Moreover, user experience, context awareness and universality will be the benchmarks by which every mobile money deployment will be judged. The user experience has to be compelling, convenient and cost-effective and the context awareness has to be intelligent and customized. The solution that addresses these best within the time, cost and quality constraints shall succeed.
So, while mobile money offers significant business opportunities, it also comes with very specific challenges. It’s quite straightforward, really: interoperability.
All the mobile money faithful agree that it can boost volumes to dizzying heights. But, naturally, one’s own company’s business goals become priority and so no player wants to give another even the slightest bit of elbow room, whilst expanding market share. Things are expected to, well, improve somewhat in 2015. Stakeholders are expected to relax their competitive stance and adopt a collaborative approach.
And, it’s already happening. Citing the Tanzania example mentioned before, in November 2014, Airtel Money and Tigo Pesa partnered to enable the very first domestic interoperable mobile financial service in Tanzania. The service allows customers to send and receive money directly between the mobile money accounts of these two service providers. The service simplifies off-net money transfers and enables recipients to transact through the convenience of their own mobile phone without cashing out.
Small steps, no doubt, but at least it’s a start. But before the full potential of interoperability can be leveraged, the various faces of this concept need to be clearly understood, prioritized and then introduced.

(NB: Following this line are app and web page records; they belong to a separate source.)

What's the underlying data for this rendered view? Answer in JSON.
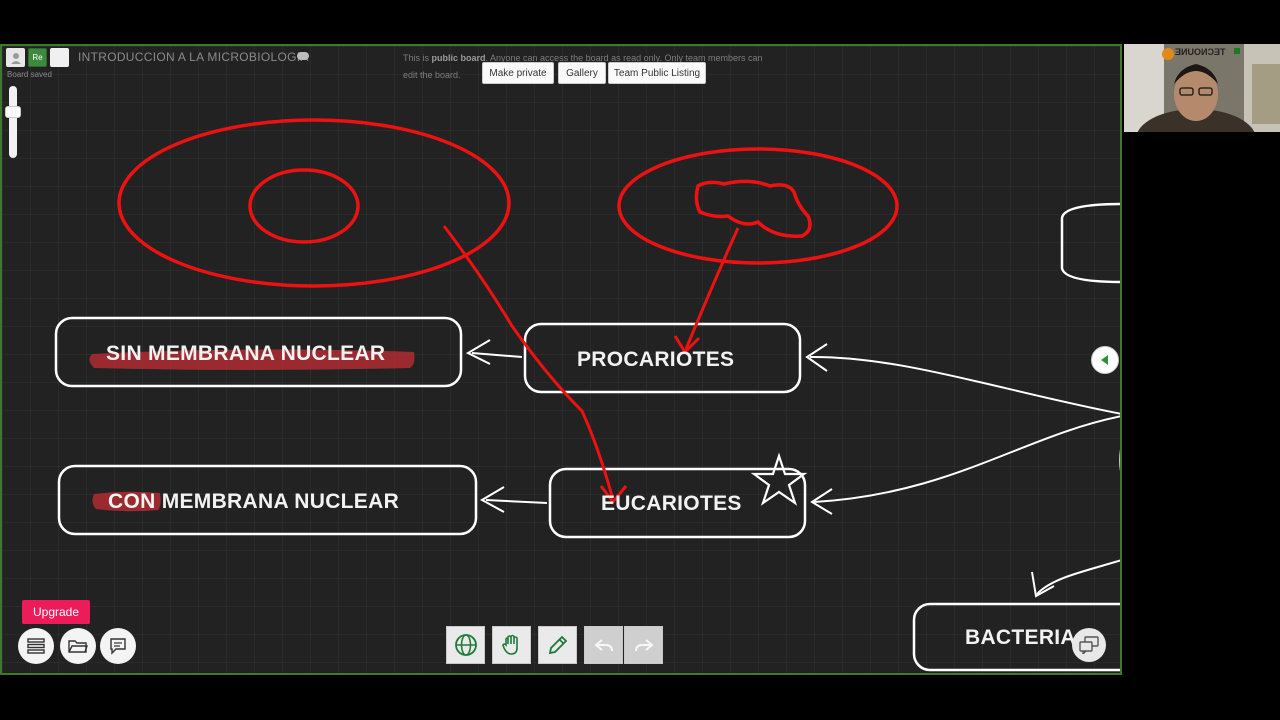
{
  "board": {
    "title": "INTRODUCCION A LA MICROBIOLOGIA",
    "status": "Board saved",
    "user_initials": "Re"
  },
  "public_notice": {
    "prefix": "This is ",
    "bold": "public board",
    "rest": ". Anyone can access the board as read only. Only team members can edit the board."
  },
  "actions": {
    "make_private": "Make private",
    "gallery": "Gallery",
    "team_public_listing": "Team Public Listing"
  },
  "nodes": {
    "sin": "SIN MEMBRANA NUCLEAR",
    "procariotes": "PROCARIOTES",
    "con": "CON MEMBRANA NUCLEAR",
    "eucariotes": "EUCARIOTES",
    "bacteria": "BACTERIA"
  },
  "upgrade": "Upgrade",
  "webcam": {
    "logo": "TECNOUNE"
  },
  "colors": {
    "board_bg": "#222222",
    "ink_white": "#ffffff",
    "ink_red": "#ee1111",
    "highlight": "#c42d35",
    "frame_green": "#3d7a2e",
    "upgrade_pink": "#ec1b5a"
  }
}
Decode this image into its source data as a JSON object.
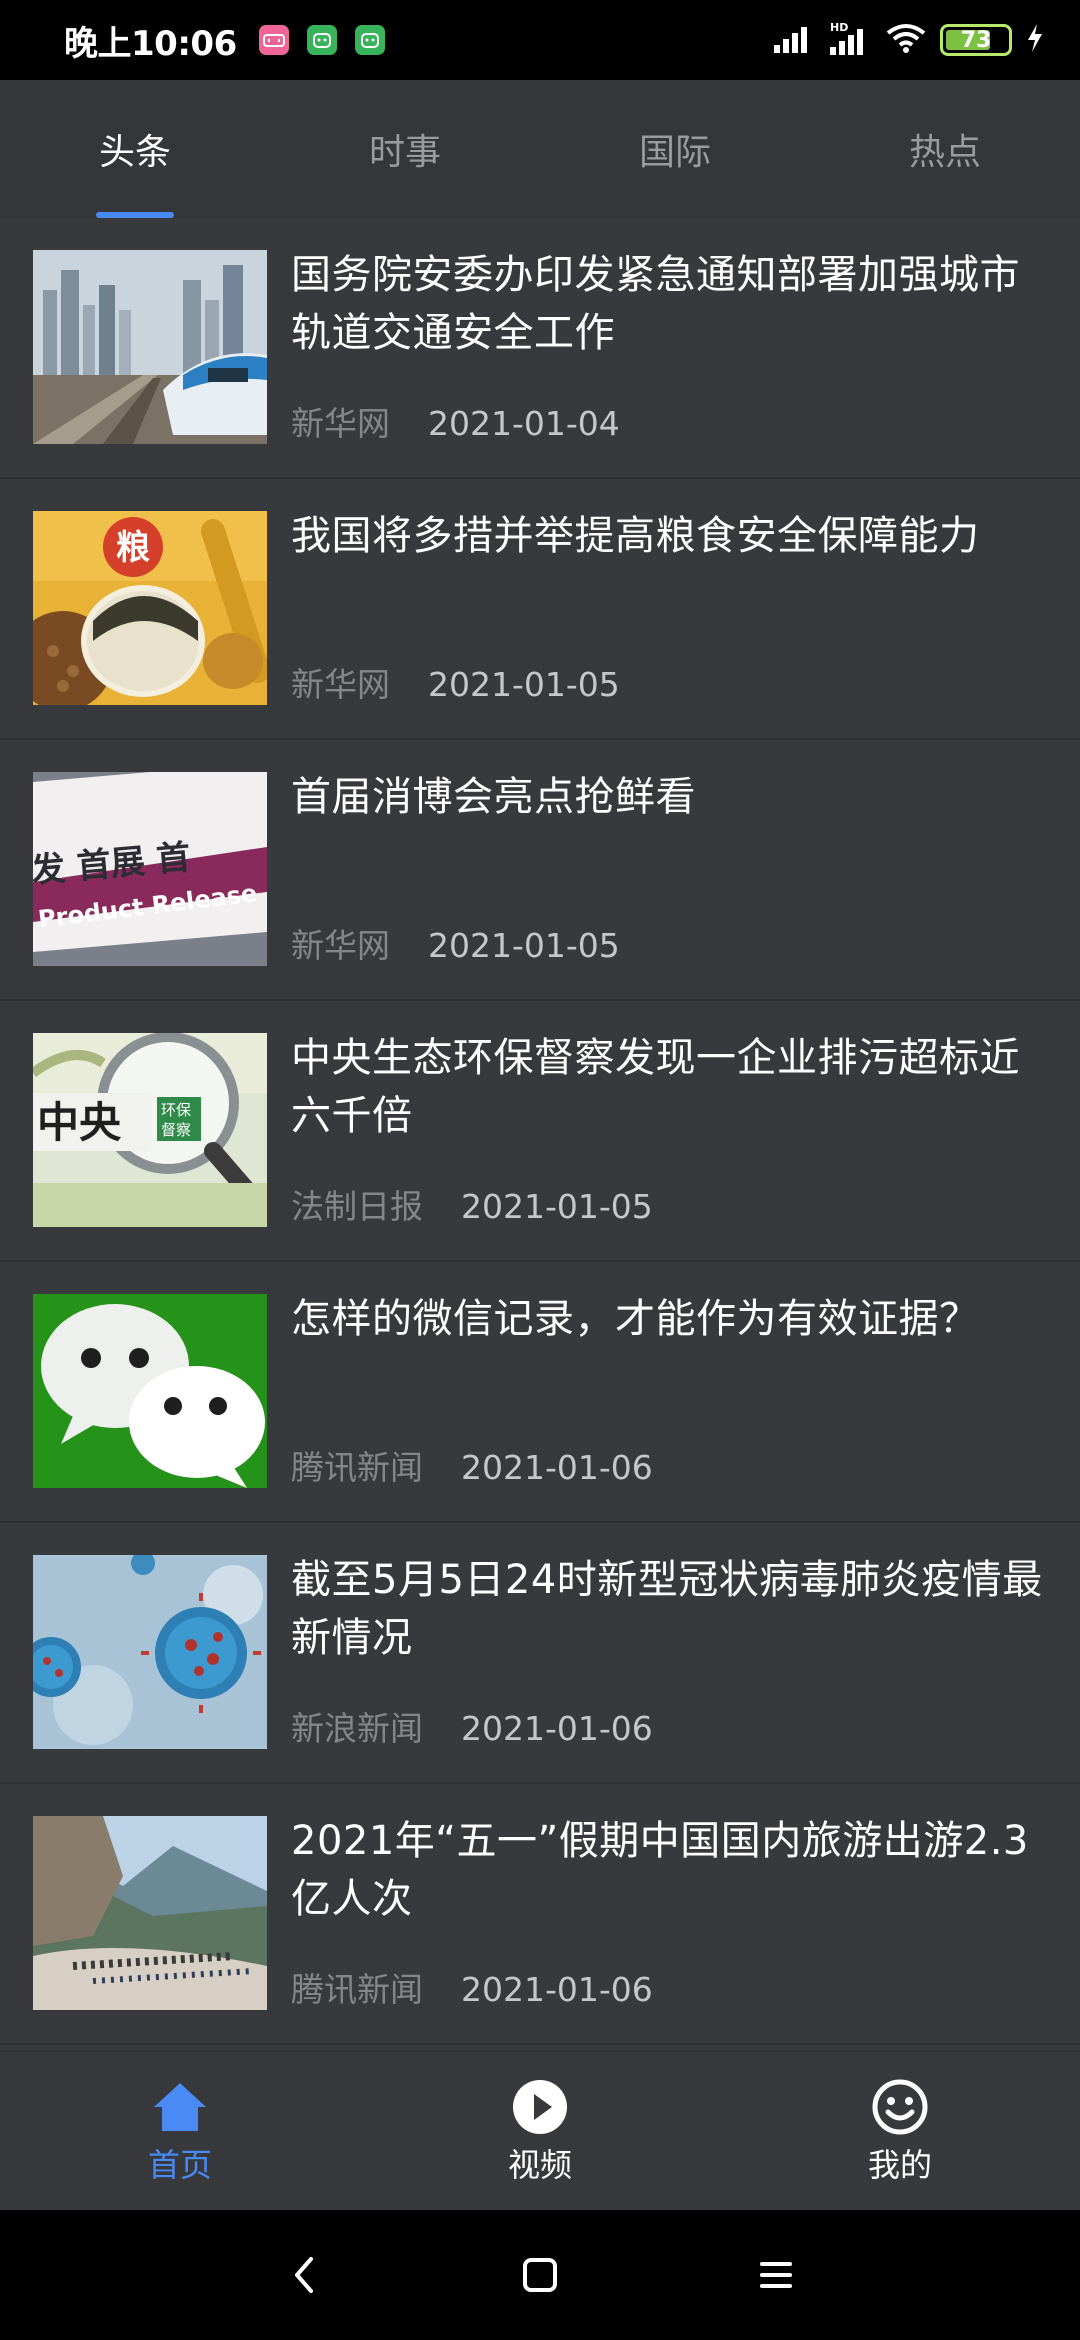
{
  "status_bar": {
    "time": "晚上10:06",
    "battery": "73",
    "battery_level": 0.73,
    "notification_icons": [
      "bilibili-icon",
      "android-icon",
      "android-icon"
    ],
    "network_badge": "HD"
  },
  "tabs": [
    {
      "label": "头条",
      "active": true
    },
    {
      "label": "时事",
      "active": false
    },
    {
      "label": "国际",
      "active": false
    },
    {
      "label": "热点",
      "active": false
    }
  ],
  "news": [
    {
      "title": "国务院安委办印发紧急通知部署加强城市轨道交通安全工作",
      "source": "新华网",
      "date": "2021-01-04",
      "thumb": "train-city-image"
    },
    {
      "title": "我国将多措并举提高粮食安全保障能力",
      "source": "新华网",
      "date": "2021-01-05",
      "thumb": "grain-image",
      "thumb_text": "粮"
    },
    {
      "title": "首届消博会亮点抢鲜看",
      "source": "新华网",
      "date": "2021-01-05",
      "thumb": "product-release-sign-image",
      "thumb_text": "发 首展 首",
      "thumb_text2": "Product Release"
    },
    {
      "title": "中央生态环保督察发现一企业排污超标近六千倍",
      "source": "法制日报",
      "date": "2021-01-05",
      "thumb": "magnifier-image",
      "thumb_text": "中央",
      "thumb_text2": "环保",
      "thumb_text3": "督察"
    },
    {
      "title": "怎样的微信记录，才能作为有效证据？",
      "source": "腾讯新闻",
      "date": "2021-01-06",
      "thumb": "wechat-logo-image"
    },
    {
      "title": "截至5月5日24时新型冠状病毒肺炎疫情最新情况",
      "source": "新浪新闻",
      "date": "2021-01-06",
      "thumb": "virus-image"
    },
    {
      "title": "2021年“五一”假期中国国内旅游出游2.3亿人次",
      "source": "腾讯新闻",
      "date": "2021-01-06",
      "thumb": "mountain-tourists-image"
    }
  ],
  "bottom_nav": [
    {
      "label": "首页",
      "icon": "home-icon",
      "active": true
    },
    {
      "label": "视频",
      "icon": "play-icon",
      "active": false
    },
    {
      "label": "我的",
      "icon": "smile-icon",
      "active": false
    }
  ],
  "colors": {
    "accent": "#4a8af4",
    "background": "#38393c",
    "tab_bar": "#353639"
  }
}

Tanzania is just the tip of the iceberg. We are likely to see a number of markets jumping onto the interoperability bandwagon.
To sum up, 2014 witnessed several changes and innovations in the mobile payment space. Honestly, we can continue to gaze into a crystal ball with regard to what’s going to happen in 2015. We may or may not be right. Nevertheless, it’ll be worthwhile seeing how the next year shapes up for mobile payment space.